Updating to macOS 15 Sequoia

If you recently updated to macOS 15 Sequoia and are getting

error: the user '_nixbld1' in the group 'nixbld' does not exist

when running Nix commands, refer to GitHub issue NixOS/nix#10892 for instructions to fix your installation without reinstalling.

To install the latest version Nix, run the following command:

$ curl -L https://nixos.org/nix/install | sh

This performs the default type of installation for your platform:

  • Multi-user:
    • Linux with systemd and without SELinux
    • macOS

The installer can configured with various command line arguments and environment variables.
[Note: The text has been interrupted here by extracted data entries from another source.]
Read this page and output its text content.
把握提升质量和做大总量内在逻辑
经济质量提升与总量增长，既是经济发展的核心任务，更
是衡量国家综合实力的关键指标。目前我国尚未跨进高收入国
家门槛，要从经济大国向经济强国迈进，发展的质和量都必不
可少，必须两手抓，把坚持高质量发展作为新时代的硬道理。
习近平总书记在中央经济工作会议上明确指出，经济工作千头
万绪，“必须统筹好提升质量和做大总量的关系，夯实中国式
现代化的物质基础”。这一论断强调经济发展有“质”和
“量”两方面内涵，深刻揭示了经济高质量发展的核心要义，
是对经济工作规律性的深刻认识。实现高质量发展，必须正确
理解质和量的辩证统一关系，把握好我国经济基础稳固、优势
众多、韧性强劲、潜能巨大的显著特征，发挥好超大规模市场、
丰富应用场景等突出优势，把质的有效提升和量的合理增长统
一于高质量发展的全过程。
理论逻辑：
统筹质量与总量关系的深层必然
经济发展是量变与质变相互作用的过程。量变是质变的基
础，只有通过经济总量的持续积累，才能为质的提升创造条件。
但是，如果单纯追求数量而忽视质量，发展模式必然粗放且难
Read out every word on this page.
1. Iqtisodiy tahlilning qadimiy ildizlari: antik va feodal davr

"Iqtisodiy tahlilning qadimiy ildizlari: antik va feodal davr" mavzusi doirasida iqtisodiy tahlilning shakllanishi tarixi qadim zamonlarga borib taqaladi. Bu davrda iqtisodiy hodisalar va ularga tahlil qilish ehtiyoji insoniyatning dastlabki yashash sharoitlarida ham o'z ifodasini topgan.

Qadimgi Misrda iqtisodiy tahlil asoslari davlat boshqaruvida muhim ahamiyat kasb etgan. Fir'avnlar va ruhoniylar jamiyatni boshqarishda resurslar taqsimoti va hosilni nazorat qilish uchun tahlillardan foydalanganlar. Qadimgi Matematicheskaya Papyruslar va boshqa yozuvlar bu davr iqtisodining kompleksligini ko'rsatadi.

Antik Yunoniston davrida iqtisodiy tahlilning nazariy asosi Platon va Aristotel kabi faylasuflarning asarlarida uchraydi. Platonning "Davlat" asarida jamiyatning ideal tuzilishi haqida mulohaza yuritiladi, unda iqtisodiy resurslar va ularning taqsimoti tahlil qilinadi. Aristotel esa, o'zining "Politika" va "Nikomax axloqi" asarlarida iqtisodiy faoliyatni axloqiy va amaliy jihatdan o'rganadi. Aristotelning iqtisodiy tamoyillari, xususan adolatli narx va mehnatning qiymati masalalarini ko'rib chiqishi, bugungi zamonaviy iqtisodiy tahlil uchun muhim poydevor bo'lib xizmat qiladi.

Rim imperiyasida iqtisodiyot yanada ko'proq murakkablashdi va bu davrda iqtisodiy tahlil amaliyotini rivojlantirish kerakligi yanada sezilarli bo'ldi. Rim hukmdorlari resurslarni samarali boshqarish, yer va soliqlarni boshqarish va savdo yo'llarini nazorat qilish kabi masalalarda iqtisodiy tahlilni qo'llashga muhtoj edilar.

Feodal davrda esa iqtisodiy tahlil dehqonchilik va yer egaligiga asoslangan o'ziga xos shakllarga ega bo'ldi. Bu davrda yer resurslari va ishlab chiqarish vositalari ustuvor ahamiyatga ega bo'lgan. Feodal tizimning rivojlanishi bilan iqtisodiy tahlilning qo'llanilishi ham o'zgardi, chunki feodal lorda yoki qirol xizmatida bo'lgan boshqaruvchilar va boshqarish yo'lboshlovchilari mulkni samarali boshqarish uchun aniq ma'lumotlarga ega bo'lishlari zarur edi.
To show available command line flags:

$ curl -L https://nixos.org/nix/install | sh -s -- --help

To check what it does and how it can be customised further, download and edit the second-stage installation script.

Installing a pinned Nix version from a URL

Version-specific installation URLs for all Nix versions since 1.11.16 can be found at releases.nixos.org. The directory for each version contains the corresponding SHA-256 hash.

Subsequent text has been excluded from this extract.